If you have dealt with period pain your whole life, then it might be jarring to learn that this actually is not normal. 

“We’re conditioned from an early age to believe that periods should be painful,” Berry said. “Let’s just set the record straight and clarify – periods are normal and pain and chronic discomfort whether physical or emotional should not be.”

For pain-free periods, Berry encourages women to prioritize feeling safe in their bodies. When you are not feeling safe in your body, cortisol goes into overdrive and causes increased inflammation. Other suggestions from Berry for a pain-free period include eating fermented foods. These help your gut and aid in estrogen metabolism, and increasing intake of vitamin D to lessen cramps.

You Will Be Bloated 

Berry emphasizes that many period symptoms, like bloating, are common, but not necessarily normal. 

“Common and normal are different,” she said. 

One way to combat bloating is by staying hydrated. Berry is a big fan of coconut water, which helps with hydration, maintaining physical strength and replenishing micronutrients and minerals. Another tool to combat bloating is regular exercise. Berry encourages women to workout in sync with their cycles.

Mood Swings Are a Symptom of a Monthly Period 

While many women can relate to being moody right before their period, Berry said the idea that PMS is “just the way things are” is not true. 

If you dig deeper into PMS, you’ll find that one cause could be the dip in estrogen that happens in the second half of the menstrual cycle. This directly impacts serotonin production. To combat mood swings, Berry encourages women to increase their intake of minerals, like magnesium. These stabilize blood sugar levels and that detoxify the body throughout the day. She also encourages women to increase the intake of progesterone boosting foods. Examples include avocado, sweet potatoes and nuts, in their diets.
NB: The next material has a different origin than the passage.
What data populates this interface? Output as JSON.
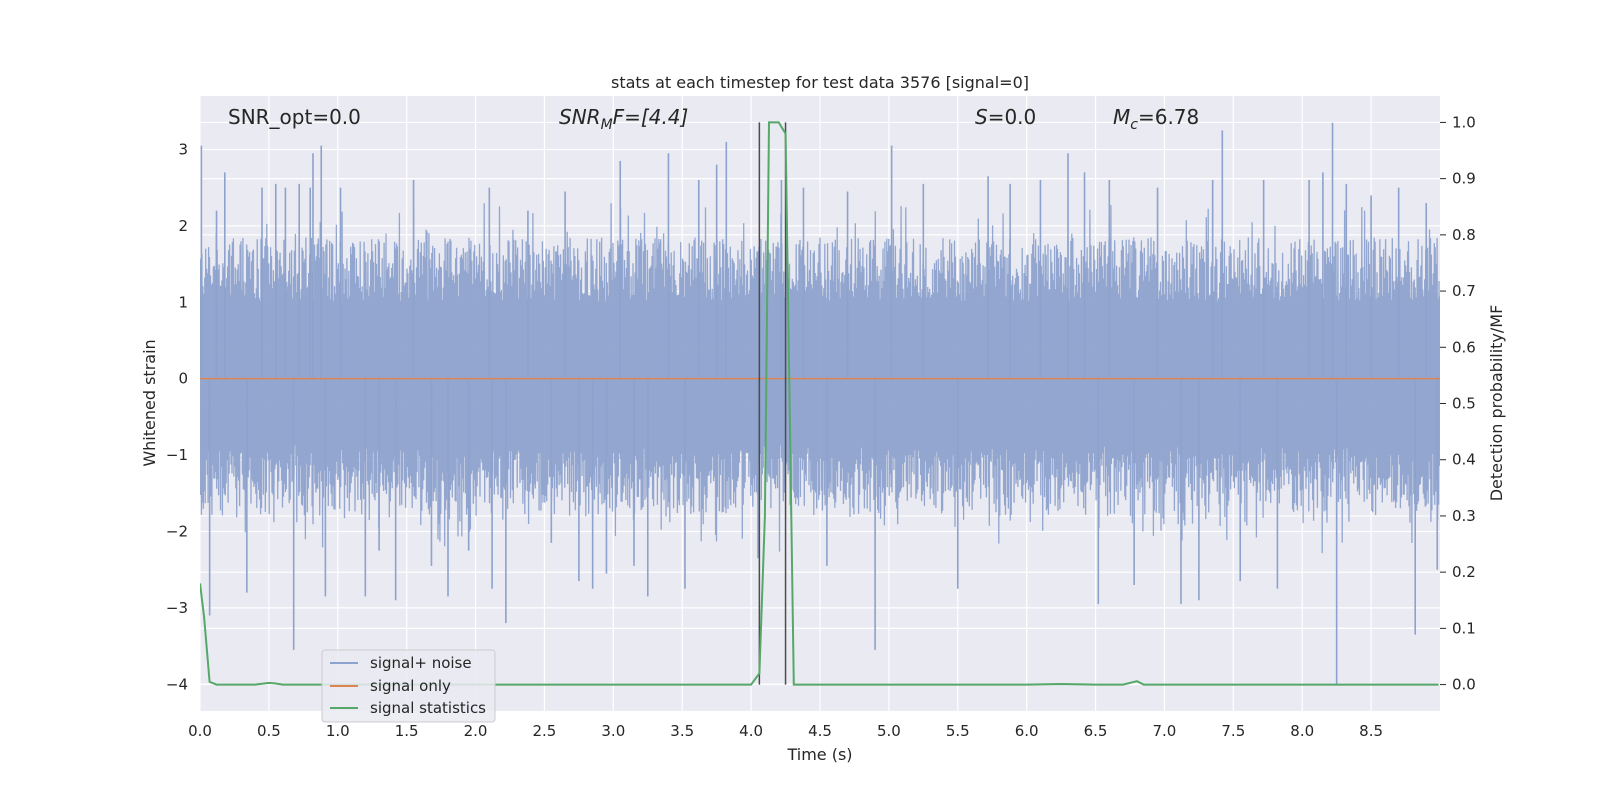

An adequate level of that hormone can help improve the mood.

Hormonal Acne Is the Norm

To regulate hormonal health, it’s essential to prioritize remineralizing the body and supplementing. This will look different for every woman. Berry especially encourages women of color to focus on getting enough magnesium and vitamin D. To specifically counteract hormonal acne outbreaks, Berry suggests green tea masks or having a cup of green tea twice a week.